Wenger vs Ferguson. Mourinho vs Benitez. Conte vs Mourinho?
Jose Mourinho’s return to Stamford Bridge was always going to have as much spice as a Vindaloo, even if the on-pitch action was expected to be a little stale. The match itself had fireworks from the off, which only fired up the two men in the touchline.
Two of the league’s most openly expressive managers clashed. Mourinho, in a moment of astounding hypocrisy, did not like the way that Antonio Conte celebrated. Well, Mourinho claims this is why he made such a fuss, of course. There is a significant chance that this is a typical plot from the former Real Madrid manager to create a different discussion and minimise the public post mortem of another shoddy Manchester United showing.

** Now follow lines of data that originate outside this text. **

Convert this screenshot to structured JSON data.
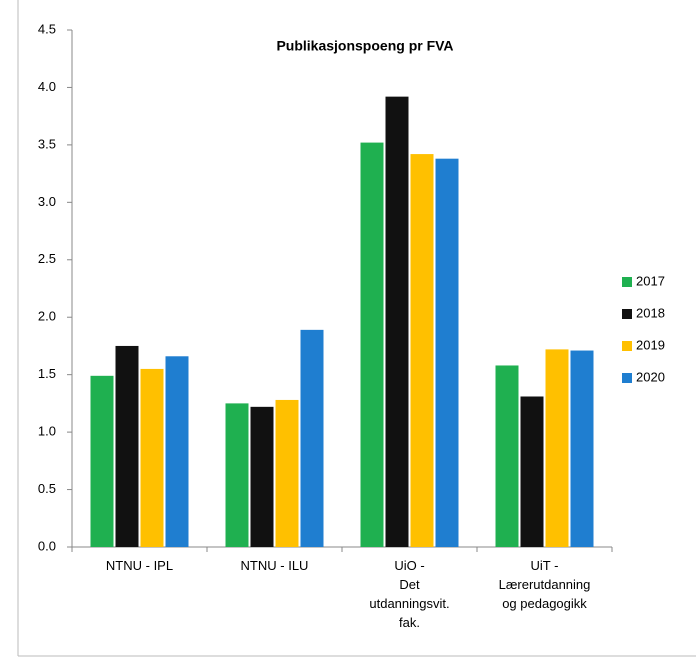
{
  "chart_data": {
    "type": "bar",
    "title": "Publikasjonspoeng pr FVA",
    "categories": [
      "NTNU - IPL",
      "NTNU - ILU",
      "UiO -\nDet\nutdanningsvit.\nfak.",
      "UiT -\nLærerutdanning\nog pedagogikk"
    ],
    "series": [
      {
        "name": "2017",
        "color": "#1fb050",
        "values": [
          1.49,
          1.25,
          3.52,
          1.58
        ]
      },
      {
        "name": "2018",
        "color": "#111111",
        "values": [
          1.75,
          1.22,
          3.92,
          1.31
        ]
      },
      {
        "name": "2019",
        "color": "#ffc000",
        "values": [
          1.55,
          1.28,
          3.42,
          1.72
        ]
      },
      {
        "name": "2020",
        "color": "#1f7ed0",
        "values": [
          1.66,
          1.89,
          3.38,
          1.71
        ]
      }
    ],
    "ylim": [
      0,
      4.5
    ],
    "yticks": [
      {
        "value": 0,
        "label": "0.0"
      },
      0.5,
      {
        "value": 1,
        "label": "1.0"
      },
      1.5,
      {
        "value": 2,
        "label": "2.0"
      },
      2.5,
      {
        "value": 3,
        "label": "3.0"
      },
      3.5,
      {
        "value": 4,
        "label": "4.0"
      },
      4.5
    ],
    "grid": false,
    "legend": "right"
  }
}
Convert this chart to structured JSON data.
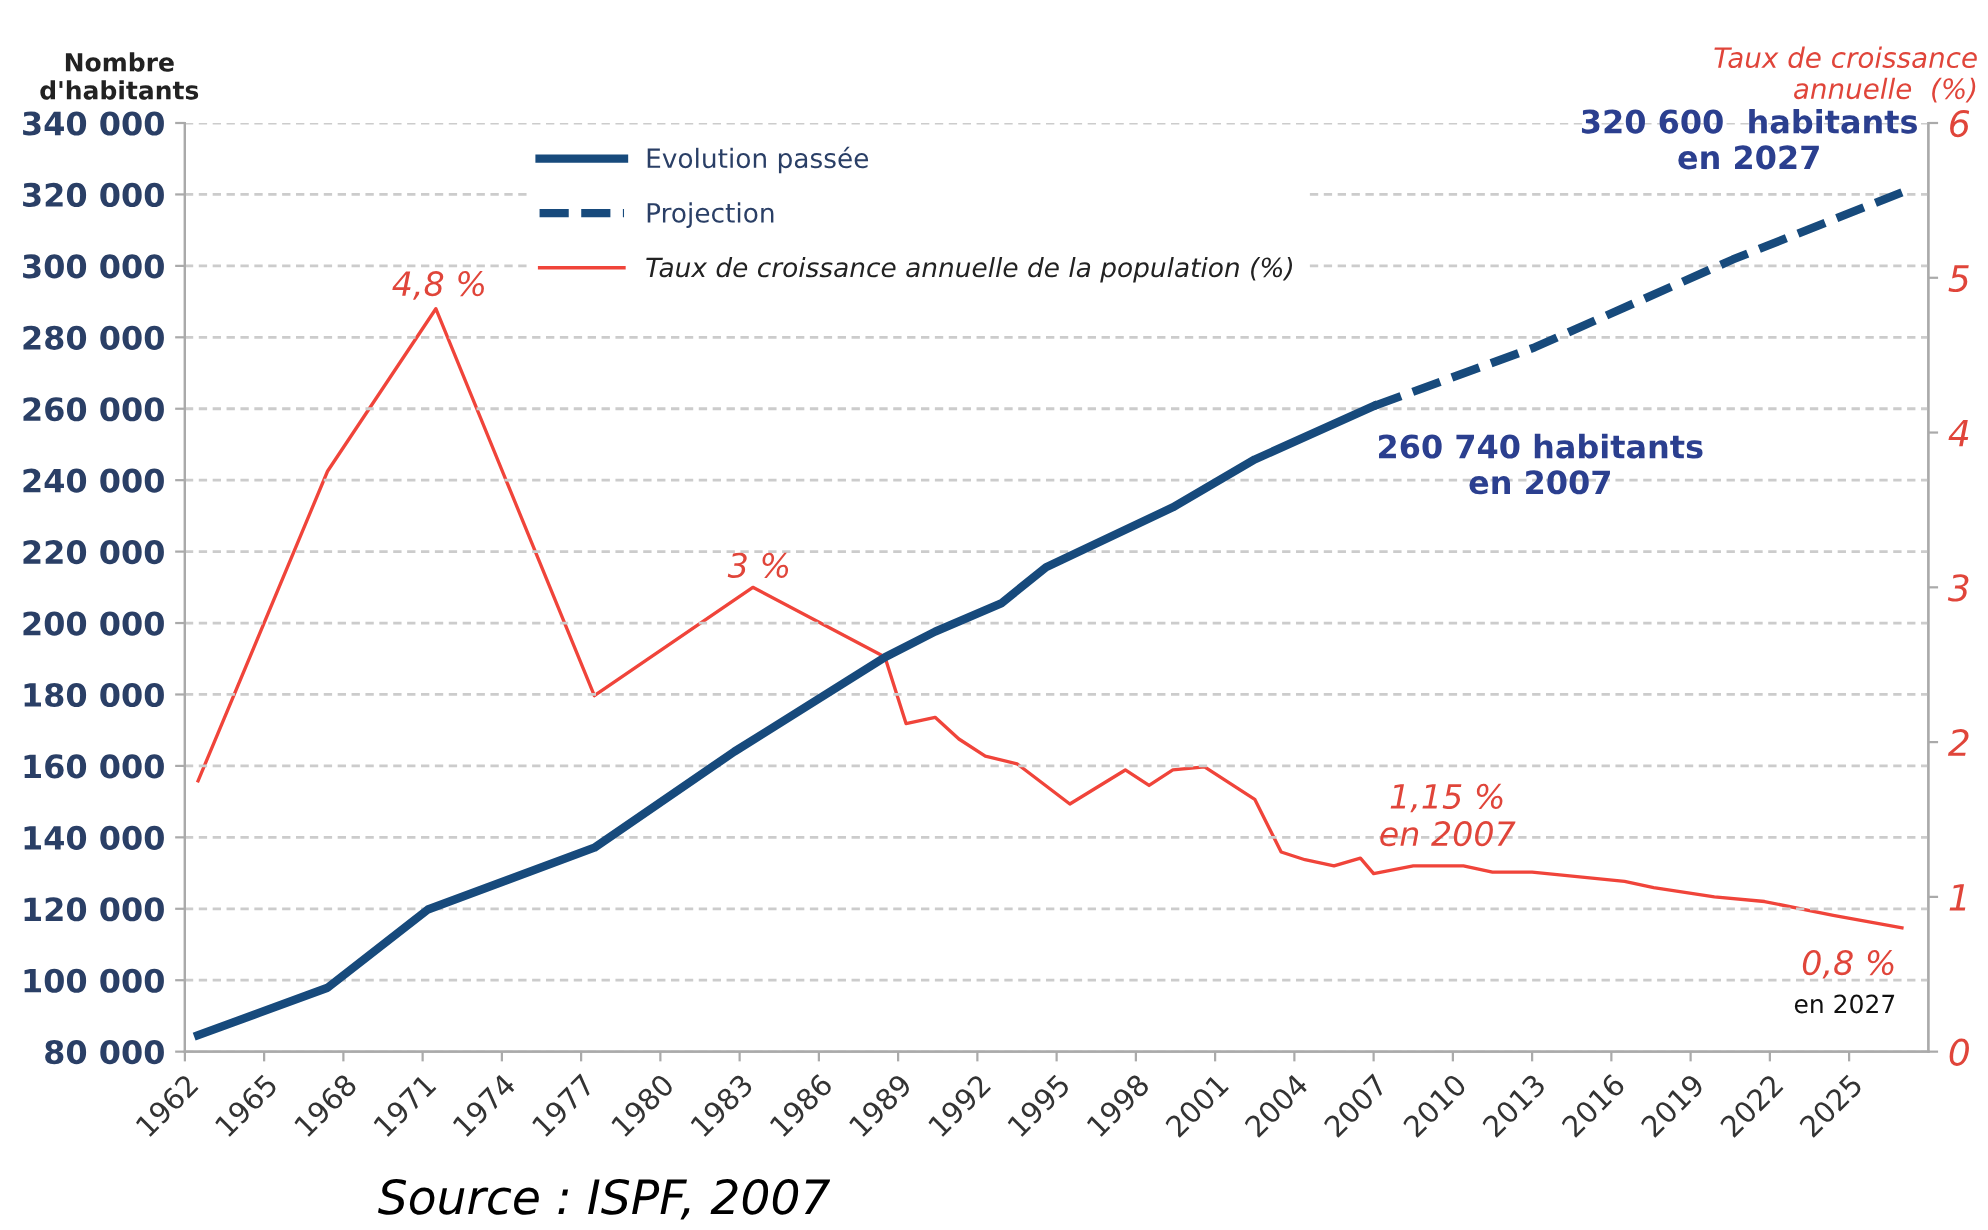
{
  "chart_data": {
    "type": "line",
    "ylabel": "Nombre\nd'habitants",
    "y2label": "Taux de croissance\nannuelle  (%)",
    "xlim": [
      1962,
      2028
    ],
    "xticks": [
      1962,
      1965,
      1968,
      1971,
      1974,
      1977,
      1980,
      1983,
      1986,
      1989,
      1992,
      1995,
      1998,
      2001,
      2004,
      2007,
      2010,
      2013,
      2016,
      2019,
      2022,
      2025
    ],
    "ylim": [
      80000,
      340000
    ],
    "yticks": [
      {
        "value": 80000,
        "label": "80 000"
      },
      {
        "value": 100000,
        "label": "100 000"
      },
      {
        "value": 120000,
        "label": "120 000"
      },
      {
        "value": 140000,
        "label": "140 000"
      },
      {
        "value": 160000,
        "label": "160 000"
      },
      {
        "value": 180000,
        "label": "180 000"
      },
      {
        "value": 200000,
        "label": "200 000"
      },
      {
        "value": 220000,
        "label": "220 000"
      },
      {
        "value": 240000,
        "label": "240 000"
      },
      {
        "value": 260000,
        "label": "260 000"
      },
      {
        "value": 280000,
        "label": "280 000"
      },
      {
        "value": 300000,
        "label": "300 000"
      },
      {
        "value": 320000,
        "label": "320 000"
      },
      {
        "value": 340000,
        "label": "340 000"
      }
    ],
    "y2lim": [
      0,
      6
    ],
    "y2ticks": [
      0,
      1,
      2,
      3,
      4,
      5,
      6
    ],
    "grid": "y",
    "legend": "top",
    "marker": "none",
    "series": [
      {
        "name": "Evolution passée",
        "color": "#174a7c",
        "line_style": "solid",
        "x": [
          1962.5,
          1967.4,
          1971.2,
          1977.5,
          1982.8,
          1988.5,
          1990.4,
          1992.9,
          1994.6,
          1999.4,
          2002.5,
          2007
        ],
        "values": [
          84600,
          97900,
          119800,
          137100,
          164000,
          190400,
          197600,
          205500,
          215600,
          232400,
          245800,
          260740
        ]
      },
      {
        "name": "Projection",
        "color": "#174a7c",
        "line_style": "dashed",
        "x": [
          2007,
          2013.1,
          2020.6,
          2027
        ],
        "values": [
          260740,
          277200,
          301800,
          320600
        ]
      },
      {
        "name": "Taux de croissance annuelle de la population (%)",
        "color": "#f0443a",
        "line_style": "solid",
        "axis": "y2",
        "x": [
          1962.5,
          1967.4,
          1971.5,
          1977.5,
          1983.5,
          1988.5,
          1989.3,
          1990.4,
          1991.3,
          1992.3,
          1993.5,
          1995.5,
          1997.6,
          1998.5,
          1999.4,
          2000.6,
          2002.5,
          2003.5,
          2004.4,
          2005.5,
          2006.5,
          2007,
          2008.5,
          2010.4,
          2011.5,
          2013,
          2016.5,
          2017.6,
          2019.9,
          2021.8,
          2024.4,
          2027
        ],
        "values": [
          1.75,
          3.75,
          4.8,
          2.3,
          3,
          2.55,
          2.12,
          2.16,
          2.02,
          1.91,
          1.86,
          1.6,
          1.82,
          1.72,
          1.82,
          1.84,
          1.63,
          1.29,
          1.24,
          1.2,
          1.25,
          1.15,
          1.2,
          1.2,
          1.16,
          1.16,
          1.1,
          1.06,
          1.0,
          0.97,
          0.88,
          0.8
        ]
      }
    ],
    "annotations": [
      "4,8 %",
      "3 %",
      "1,15 %\nen 2007",
      "0,8 %",
      "en 2027",
      {
        "text": "320 600  habitants\nen 2027",
        "x": 2027,
        "y": 320600
      },
      {
        "text": "260 740 habitants\nen 2007",
        "x": 2007,
        "y": 260740
      },
      "Source : ISPF, 2007"
    ]
  }
}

Mourinho’s rocky past with Chelsea, along with being the club’s most successful manager of all-time, will always make his returns to Stamford Bridge emotive. When this is partnered with an emphatic Chelsea victory and a vibrant, hyperactive manager in the opposing dugout, it was inevitable that something, or someone, would find their place under Mourinho’s skin and on the end of some typical tabloid-aimed bullets.
Even without the Stamford Bridge backdrop or bitter, recent rivalry between their two clubs, Jose Mourinho and Antonio Conte are two personalities that would clash. They have distinct similarities in some aspects, high emotion being the most evident, while both adopt slightly different approaches on the touchline. As has so often been suggested, Conte is more like the mid-2000s Mourinho, excitable, energetic, flamboyant. Mourinho must not be able to help seeing his former self, whilst he has – for the most part – become a snarling, less-reactive figure on the touchline.
Managerial rivalries are, by their very definition, petty. Triggered by testosterone fuelled aggression and continued while post-game emotions are still running high, they seldom have the chance to subside. The anger, frustration and bitter taste rumbles under the surface until the two men meet again. Sometimes without the troublesome, yet meaningless, pre-game handshake, rivalries can continue for years, they can become a bookmark for a manager’s career.
Conte and Mourinho possess all the trademarks of a marathon rivalry. Two clubs who are often competing close to each other in the league standings, two clubs who will regularly face one another in additional cup matches and the overwhelming history that already makes this such a bitter contest, it is hard to see how these two stubborn, hardened competitors will resolve their differences. Once it has begun, managers rarely return to a civil relationship.
Any long-term bubbling rivalry between these two relies on one thing; that they both stay in their respective jobs. That, with Mourinho’s track record and Roman Abramovich’s historical impatience, is the greatest threat to what could be one of the Premier League’s classic battles.